Da qualche tempo faccio da alpha user (lui direbbe “early adopter”) per un’iniziativa di Giuseppe Granieri che si chiama unAcademy, la “non-accademia”. Si tratta di una specie di scuola molto informale che organizza corsi e seminari di approfondimento in Second Life, approfittando del fatto che i ragazzi di Linden Labs hanno introdotto la chat voce (mediante microfoni e cuffie) a maggio. I temi finora trattati (“Diritto d’autore a uso dei bloggers”, “Raccontare il digitale”, “Giornalismo e nuovi media” ecc.) riflettono gli interessi di Giuseppe, il che per me è un benefit aggiuntivo perché mi interessa capire cosa pensa. Ma il punto vero di unAcademy, il motivo per cui ci investo del tempo, è sperimentare SL come metafora abilitante di interazione in tempo reale per fini di collaborazione e condivisione dell’informazione. In soldoni, voglio capire se conferenze, lezioni, seminari e riunioni nella seconda vita “funzionano” come nella prima. Ho la sensazione di imparare qualcosa? Traggo beneficio dall’interazione con le persone che partecipano, con me, a questi incontri? L’interazione è “facile” come in una sala riunioni vera o genera frustrazione, imbarazzo, perdita di senso?

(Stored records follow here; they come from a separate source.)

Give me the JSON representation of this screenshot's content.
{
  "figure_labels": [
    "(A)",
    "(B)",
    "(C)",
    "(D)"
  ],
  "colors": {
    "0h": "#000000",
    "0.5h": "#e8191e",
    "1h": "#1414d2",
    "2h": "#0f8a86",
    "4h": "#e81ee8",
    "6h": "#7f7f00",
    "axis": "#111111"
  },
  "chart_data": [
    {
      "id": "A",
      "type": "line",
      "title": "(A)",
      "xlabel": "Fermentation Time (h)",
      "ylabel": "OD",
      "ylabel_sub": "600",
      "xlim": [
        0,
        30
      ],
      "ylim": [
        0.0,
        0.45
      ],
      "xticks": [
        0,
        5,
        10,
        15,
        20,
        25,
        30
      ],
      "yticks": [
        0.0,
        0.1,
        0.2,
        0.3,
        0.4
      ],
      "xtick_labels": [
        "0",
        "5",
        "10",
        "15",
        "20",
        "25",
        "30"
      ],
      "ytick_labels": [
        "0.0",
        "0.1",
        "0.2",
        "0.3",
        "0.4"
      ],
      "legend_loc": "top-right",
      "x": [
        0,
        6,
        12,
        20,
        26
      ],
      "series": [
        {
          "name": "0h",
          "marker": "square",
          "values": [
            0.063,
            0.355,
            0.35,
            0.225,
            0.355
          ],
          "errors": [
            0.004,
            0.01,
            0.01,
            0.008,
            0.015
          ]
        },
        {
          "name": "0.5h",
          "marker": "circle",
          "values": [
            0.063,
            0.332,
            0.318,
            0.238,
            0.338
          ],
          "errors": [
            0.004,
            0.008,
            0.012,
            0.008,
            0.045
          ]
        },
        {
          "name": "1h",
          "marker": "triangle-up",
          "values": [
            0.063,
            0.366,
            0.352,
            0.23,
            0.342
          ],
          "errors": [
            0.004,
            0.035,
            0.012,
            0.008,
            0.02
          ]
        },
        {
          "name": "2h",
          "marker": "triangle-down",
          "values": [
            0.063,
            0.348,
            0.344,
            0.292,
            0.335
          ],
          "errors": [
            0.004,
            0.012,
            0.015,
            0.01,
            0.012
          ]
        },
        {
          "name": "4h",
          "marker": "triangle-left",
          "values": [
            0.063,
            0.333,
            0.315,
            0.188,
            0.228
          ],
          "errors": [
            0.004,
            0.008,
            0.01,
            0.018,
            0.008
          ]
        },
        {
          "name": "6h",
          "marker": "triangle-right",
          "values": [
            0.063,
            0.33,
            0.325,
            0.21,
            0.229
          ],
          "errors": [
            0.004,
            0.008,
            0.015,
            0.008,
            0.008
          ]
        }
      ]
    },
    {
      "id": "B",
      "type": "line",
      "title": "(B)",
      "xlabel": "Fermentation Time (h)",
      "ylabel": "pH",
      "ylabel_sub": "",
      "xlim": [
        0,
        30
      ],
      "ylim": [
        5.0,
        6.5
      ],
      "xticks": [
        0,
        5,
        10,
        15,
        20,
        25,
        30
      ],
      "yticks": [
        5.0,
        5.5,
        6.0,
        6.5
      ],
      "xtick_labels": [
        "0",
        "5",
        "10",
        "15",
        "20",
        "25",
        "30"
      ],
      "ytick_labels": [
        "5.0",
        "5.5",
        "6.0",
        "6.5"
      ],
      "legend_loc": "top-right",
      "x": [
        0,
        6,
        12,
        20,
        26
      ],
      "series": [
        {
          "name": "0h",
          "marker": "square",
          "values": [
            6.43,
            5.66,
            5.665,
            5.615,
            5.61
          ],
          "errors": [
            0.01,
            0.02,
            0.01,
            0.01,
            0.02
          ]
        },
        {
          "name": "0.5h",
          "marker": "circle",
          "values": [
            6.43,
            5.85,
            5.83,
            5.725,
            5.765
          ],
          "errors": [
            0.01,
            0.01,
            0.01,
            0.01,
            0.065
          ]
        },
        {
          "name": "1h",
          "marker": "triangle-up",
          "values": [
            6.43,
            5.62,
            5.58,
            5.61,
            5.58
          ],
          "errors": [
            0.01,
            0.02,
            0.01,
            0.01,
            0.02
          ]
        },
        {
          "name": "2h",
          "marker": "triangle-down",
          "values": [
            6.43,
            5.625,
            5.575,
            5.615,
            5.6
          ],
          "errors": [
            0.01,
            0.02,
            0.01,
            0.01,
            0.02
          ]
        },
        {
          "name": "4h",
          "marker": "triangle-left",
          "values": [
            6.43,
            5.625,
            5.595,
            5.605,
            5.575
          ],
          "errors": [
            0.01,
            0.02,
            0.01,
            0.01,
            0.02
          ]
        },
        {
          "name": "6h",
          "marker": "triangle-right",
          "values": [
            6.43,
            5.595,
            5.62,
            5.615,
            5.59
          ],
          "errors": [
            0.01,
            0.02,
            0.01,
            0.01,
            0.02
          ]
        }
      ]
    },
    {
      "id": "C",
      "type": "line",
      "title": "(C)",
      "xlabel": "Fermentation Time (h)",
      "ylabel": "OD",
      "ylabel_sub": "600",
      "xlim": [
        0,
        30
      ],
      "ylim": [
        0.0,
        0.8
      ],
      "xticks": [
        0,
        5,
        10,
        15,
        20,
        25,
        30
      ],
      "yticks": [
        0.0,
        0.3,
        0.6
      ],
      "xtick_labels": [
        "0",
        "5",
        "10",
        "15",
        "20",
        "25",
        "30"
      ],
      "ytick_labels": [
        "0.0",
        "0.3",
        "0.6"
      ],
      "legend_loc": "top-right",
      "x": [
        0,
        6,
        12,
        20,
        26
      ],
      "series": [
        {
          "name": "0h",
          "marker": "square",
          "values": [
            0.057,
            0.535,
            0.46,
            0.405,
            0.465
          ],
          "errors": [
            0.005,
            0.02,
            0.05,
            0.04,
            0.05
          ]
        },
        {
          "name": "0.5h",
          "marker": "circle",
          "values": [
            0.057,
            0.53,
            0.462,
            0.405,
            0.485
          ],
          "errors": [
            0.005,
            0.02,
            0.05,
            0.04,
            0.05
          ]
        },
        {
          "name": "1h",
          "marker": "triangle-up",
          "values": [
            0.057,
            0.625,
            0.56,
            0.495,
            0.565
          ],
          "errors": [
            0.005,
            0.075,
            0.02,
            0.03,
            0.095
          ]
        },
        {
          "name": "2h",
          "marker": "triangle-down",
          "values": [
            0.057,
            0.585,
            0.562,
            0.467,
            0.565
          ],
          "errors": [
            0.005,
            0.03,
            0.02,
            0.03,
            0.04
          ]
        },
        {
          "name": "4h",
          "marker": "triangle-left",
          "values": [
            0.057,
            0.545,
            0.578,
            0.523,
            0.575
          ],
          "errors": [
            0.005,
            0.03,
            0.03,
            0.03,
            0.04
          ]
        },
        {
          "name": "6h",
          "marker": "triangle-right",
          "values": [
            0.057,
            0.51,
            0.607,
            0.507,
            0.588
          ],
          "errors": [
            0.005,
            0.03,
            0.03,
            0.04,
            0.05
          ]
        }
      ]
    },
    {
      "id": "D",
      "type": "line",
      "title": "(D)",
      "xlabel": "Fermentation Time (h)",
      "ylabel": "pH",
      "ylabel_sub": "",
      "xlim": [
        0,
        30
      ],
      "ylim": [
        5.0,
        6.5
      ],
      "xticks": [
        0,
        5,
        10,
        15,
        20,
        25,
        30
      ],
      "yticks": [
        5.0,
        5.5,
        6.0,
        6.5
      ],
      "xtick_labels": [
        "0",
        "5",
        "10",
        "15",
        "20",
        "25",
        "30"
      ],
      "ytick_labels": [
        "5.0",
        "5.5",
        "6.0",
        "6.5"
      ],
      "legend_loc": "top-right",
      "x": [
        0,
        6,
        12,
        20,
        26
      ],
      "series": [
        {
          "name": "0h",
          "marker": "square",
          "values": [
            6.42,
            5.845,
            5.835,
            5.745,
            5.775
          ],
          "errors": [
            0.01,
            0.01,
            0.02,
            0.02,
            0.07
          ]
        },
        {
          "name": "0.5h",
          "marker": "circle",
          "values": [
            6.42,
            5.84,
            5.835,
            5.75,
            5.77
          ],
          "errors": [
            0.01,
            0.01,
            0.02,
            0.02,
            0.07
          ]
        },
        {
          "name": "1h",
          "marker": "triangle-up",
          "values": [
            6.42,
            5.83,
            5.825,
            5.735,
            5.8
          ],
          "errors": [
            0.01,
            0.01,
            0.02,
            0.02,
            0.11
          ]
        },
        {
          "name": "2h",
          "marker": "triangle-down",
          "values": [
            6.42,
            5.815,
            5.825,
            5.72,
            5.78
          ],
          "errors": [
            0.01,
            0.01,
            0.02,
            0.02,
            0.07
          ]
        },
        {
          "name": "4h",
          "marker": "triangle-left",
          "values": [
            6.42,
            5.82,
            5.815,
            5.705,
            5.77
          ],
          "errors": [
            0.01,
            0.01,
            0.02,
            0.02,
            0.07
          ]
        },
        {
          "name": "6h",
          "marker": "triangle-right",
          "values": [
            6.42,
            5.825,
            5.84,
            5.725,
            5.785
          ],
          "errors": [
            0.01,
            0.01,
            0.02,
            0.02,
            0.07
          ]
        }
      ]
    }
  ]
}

(Nota bene: oltre all’interesse intellettuale c’è anche un interesse molto materiale: sto collaborando con il gruppo di Sensi Contemporanei al Ministero dello sviluppo economico – DPS. Veniamo da tutta Italia, e ogni volta che facciamo una riunione spostarci fisicamente costa tempo a noi e soldi al contribuente. Se ne potessimo sostituire efficacemente qualcuna con incontri online avremmo fortissimi guadagni di efficienza!)

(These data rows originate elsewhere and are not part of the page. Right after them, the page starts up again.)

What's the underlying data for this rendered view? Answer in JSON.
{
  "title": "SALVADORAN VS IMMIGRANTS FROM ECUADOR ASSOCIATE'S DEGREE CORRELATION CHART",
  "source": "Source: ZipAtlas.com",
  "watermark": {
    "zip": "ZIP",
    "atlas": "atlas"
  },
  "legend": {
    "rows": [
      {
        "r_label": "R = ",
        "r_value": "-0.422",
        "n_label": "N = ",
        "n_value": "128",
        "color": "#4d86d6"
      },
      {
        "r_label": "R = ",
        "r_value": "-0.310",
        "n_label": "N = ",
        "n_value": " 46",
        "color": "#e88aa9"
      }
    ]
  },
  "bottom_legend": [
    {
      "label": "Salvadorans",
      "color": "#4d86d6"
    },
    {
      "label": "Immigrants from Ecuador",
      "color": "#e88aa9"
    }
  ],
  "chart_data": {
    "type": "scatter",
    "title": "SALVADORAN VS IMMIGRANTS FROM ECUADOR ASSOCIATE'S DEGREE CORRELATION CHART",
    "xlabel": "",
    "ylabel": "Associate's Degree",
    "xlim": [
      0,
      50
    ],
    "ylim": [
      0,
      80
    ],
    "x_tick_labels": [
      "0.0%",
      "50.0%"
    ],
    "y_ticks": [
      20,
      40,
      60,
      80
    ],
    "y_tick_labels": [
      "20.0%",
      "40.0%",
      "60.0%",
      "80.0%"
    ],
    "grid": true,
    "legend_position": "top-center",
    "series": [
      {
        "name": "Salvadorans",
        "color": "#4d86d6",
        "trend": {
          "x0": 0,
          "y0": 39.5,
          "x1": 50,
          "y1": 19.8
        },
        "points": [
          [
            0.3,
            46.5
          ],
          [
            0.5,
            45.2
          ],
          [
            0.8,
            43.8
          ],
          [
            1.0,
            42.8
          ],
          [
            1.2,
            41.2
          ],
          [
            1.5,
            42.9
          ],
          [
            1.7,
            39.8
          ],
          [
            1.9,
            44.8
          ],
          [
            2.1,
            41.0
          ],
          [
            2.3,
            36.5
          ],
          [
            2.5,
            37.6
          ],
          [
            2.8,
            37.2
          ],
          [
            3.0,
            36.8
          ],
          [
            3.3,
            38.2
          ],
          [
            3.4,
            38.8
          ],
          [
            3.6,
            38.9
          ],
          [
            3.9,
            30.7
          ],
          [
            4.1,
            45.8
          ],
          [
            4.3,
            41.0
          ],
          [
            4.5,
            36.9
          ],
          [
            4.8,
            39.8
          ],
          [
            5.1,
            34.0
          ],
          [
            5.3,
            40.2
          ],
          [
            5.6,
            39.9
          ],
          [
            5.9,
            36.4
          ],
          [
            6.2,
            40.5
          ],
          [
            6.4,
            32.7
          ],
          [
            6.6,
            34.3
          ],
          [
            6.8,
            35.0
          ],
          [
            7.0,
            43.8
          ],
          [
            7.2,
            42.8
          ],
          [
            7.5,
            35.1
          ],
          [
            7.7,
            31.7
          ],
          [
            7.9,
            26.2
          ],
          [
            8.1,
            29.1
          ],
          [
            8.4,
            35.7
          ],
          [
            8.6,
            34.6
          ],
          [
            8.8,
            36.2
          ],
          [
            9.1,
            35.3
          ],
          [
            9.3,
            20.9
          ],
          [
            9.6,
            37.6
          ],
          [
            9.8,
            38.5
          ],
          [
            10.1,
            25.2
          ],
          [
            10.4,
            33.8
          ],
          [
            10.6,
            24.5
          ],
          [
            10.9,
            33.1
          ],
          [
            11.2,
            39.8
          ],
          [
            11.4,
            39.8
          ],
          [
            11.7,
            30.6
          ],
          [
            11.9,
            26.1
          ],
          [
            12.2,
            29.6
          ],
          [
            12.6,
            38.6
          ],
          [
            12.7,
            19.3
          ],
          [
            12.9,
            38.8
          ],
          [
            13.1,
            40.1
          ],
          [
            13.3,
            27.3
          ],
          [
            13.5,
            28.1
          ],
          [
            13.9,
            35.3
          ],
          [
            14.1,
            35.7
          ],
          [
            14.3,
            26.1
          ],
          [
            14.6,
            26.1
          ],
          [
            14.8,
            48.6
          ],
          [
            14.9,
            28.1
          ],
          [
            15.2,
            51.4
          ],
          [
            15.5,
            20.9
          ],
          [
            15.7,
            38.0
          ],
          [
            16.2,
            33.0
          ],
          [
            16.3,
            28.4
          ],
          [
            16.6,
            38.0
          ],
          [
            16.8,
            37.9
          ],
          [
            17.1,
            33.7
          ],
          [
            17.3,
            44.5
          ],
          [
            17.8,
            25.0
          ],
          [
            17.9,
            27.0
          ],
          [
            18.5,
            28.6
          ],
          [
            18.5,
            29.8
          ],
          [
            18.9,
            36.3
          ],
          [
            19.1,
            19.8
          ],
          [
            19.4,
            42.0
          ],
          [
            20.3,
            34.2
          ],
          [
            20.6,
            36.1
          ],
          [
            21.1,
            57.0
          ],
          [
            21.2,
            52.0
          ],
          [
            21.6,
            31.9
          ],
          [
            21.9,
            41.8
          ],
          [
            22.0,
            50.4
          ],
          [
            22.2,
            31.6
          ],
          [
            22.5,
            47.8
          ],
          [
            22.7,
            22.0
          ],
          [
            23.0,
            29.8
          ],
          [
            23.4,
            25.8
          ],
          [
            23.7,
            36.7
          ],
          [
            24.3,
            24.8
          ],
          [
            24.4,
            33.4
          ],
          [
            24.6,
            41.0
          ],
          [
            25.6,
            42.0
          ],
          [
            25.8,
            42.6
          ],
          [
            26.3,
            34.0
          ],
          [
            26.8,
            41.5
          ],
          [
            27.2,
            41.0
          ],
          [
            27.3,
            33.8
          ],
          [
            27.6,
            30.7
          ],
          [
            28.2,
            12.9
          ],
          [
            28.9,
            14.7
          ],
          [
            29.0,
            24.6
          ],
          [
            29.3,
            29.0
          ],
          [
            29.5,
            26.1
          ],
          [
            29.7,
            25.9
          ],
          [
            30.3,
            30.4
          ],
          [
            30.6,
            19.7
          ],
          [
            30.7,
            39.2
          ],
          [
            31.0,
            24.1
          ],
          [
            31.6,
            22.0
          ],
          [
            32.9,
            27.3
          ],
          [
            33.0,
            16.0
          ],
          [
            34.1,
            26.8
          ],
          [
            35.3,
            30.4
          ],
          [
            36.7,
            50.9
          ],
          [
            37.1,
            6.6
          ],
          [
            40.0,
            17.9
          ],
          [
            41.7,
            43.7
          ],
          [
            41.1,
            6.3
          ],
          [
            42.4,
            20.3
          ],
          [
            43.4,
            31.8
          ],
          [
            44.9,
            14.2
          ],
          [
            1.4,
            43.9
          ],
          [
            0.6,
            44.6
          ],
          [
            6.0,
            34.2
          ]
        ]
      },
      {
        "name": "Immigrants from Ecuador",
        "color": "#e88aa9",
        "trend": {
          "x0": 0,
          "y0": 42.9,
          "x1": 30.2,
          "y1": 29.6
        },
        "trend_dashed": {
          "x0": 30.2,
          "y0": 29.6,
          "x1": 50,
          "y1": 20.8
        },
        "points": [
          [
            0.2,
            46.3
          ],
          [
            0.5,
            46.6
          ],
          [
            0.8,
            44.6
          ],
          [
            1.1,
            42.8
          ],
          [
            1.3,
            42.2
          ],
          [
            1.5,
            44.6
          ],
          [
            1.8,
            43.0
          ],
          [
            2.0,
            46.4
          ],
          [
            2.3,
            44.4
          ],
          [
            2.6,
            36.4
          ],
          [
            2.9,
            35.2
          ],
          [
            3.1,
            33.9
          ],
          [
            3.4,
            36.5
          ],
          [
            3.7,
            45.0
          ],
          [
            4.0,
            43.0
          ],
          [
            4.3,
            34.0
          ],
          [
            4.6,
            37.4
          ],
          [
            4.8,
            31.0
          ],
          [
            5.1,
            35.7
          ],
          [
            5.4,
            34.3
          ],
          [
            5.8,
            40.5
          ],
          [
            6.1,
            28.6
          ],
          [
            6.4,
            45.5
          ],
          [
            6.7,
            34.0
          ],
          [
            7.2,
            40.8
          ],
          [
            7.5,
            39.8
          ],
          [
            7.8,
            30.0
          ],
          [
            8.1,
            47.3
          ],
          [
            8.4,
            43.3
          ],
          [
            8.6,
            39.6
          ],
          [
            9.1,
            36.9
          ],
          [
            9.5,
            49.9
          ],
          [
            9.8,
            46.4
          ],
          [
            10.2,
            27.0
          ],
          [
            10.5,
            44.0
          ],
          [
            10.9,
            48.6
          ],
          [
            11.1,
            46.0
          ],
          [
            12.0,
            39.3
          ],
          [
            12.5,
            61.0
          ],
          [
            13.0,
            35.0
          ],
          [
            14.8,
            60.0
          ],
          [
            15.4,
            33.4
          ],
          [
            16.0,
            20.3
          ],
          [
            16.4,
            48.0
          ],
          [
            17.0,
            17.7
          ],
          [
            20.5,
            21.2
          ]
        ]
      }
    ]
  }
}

La mia conclusione provvisoria è che unAcademy un po’ funziona. Funziona come metafora dell’aula o della sala riunioni: se tu ti colleghi, teleporti l’avatar alla sede dell’uA, entri in una stanza, ti siedi su un divano di fronte a un megaschermo dove vengono proiettate le slide, in qualche modo questo aiuta l’attenzione e l’interazione rispetto a, per dire, partecipare a una conference call su Skype. Stiamo provando a evolvere alcune convenzioni sociali di uso della piattaforma, che miglioreranno la qualità dell’interazione. Per esempio, nel corso sul diritto d’autore avevamo cominciato a chiedere la parola con una riga di chat testo (digitando “Domanda”). Quando ci veniva data la parola, attivavamo la chat voce e facevamo la domanda. Questo serviva a non darsi sulla voce, in una situazione in cui non puoi usare il linguaggio del corpo (agitarti sulla sedia, cercare lo sguardo del relatore ecc.) per segnalare che vuoi parlare. Un esempio molto più avanzato è “dopo la conferenza tutti in discoteca” per creare un ambiente di sano cazzeggio creativo dopo tutto quel sapere. Man mano che queste convenzioni prendono forma, migliora l’esperienza di apprendimento inworld.

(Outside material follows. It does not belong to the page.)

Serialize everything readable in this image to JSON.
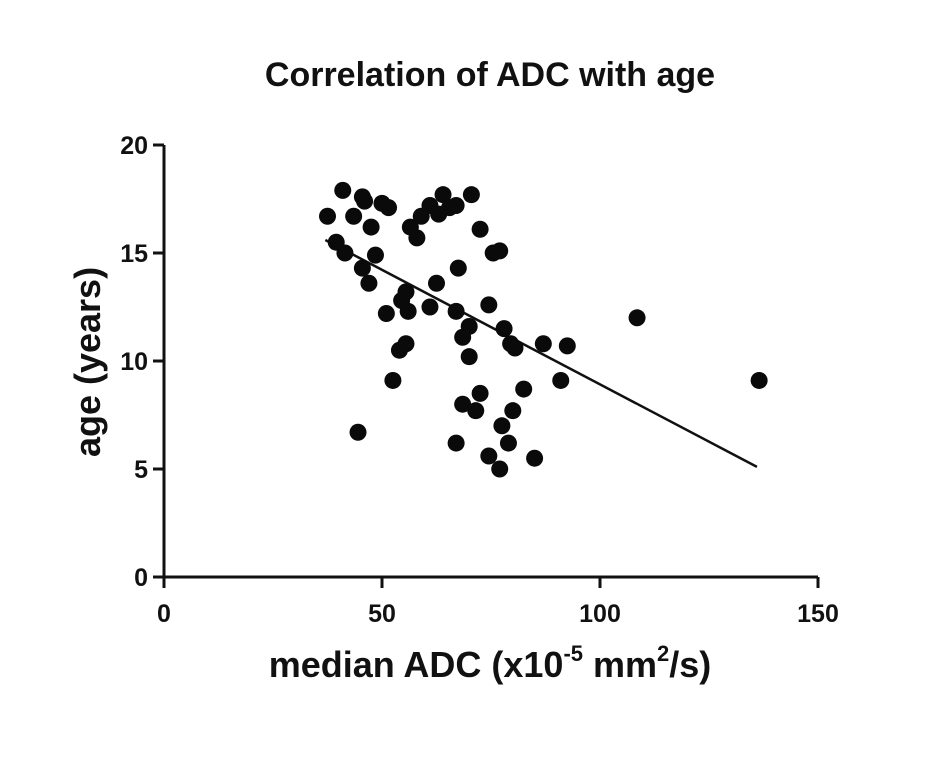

Ci sono ancora diverse cose da migliorare, e di cui noi – o almeno io, che però sono solo un umile studente di uA – dobbiamo capire meglio l’impatto sull’efficacia di SL come ambiente di interazione. Una è l’audio. La conferenza del vicedirettore di Repubblica.it Vittorio Zambardino è stata uno strazio, perché aveva un microfono pessimo che distorceva il suono. Dopo quell’esperienza sono andato a comprare la migliore cuffia Logitech che ho trovato, perché ho capito che un buon audio fa la differenza nell’esperienza che gli altri hanno di te in SL se usi la chat voce.

Un’altra è la banda. uA in teoria ha un numero chiuso, ma in pratica è sempre in overbooking e tutto sommato ti fanno entrare, anche perché bisogna adottare certi accorgimenti per bloccare gli avatar non iscritti. E la banda scarseggia sempre, soprattutto sopra i 10-15 avatar presenti, il che – di nuovo – si traduce in distorsioni digitali e “pixelature” della voce del relatore. Ieri Giuseppe ha dovuto bloccare lo streaming di musica per risparmiare banda e permettere lo svolgimento della conferenza (io lo bloccherei di default, e del resto alle conferenze di uA lo tengo in mute).

Avrei molto da dire sulla mia esperienza in SL (del resto sono un veterano, visto che Mr Volare ha mosso i primi passi inworld a settembre 2006), ma per ora mi fermo qui. A presto aggiornamenti.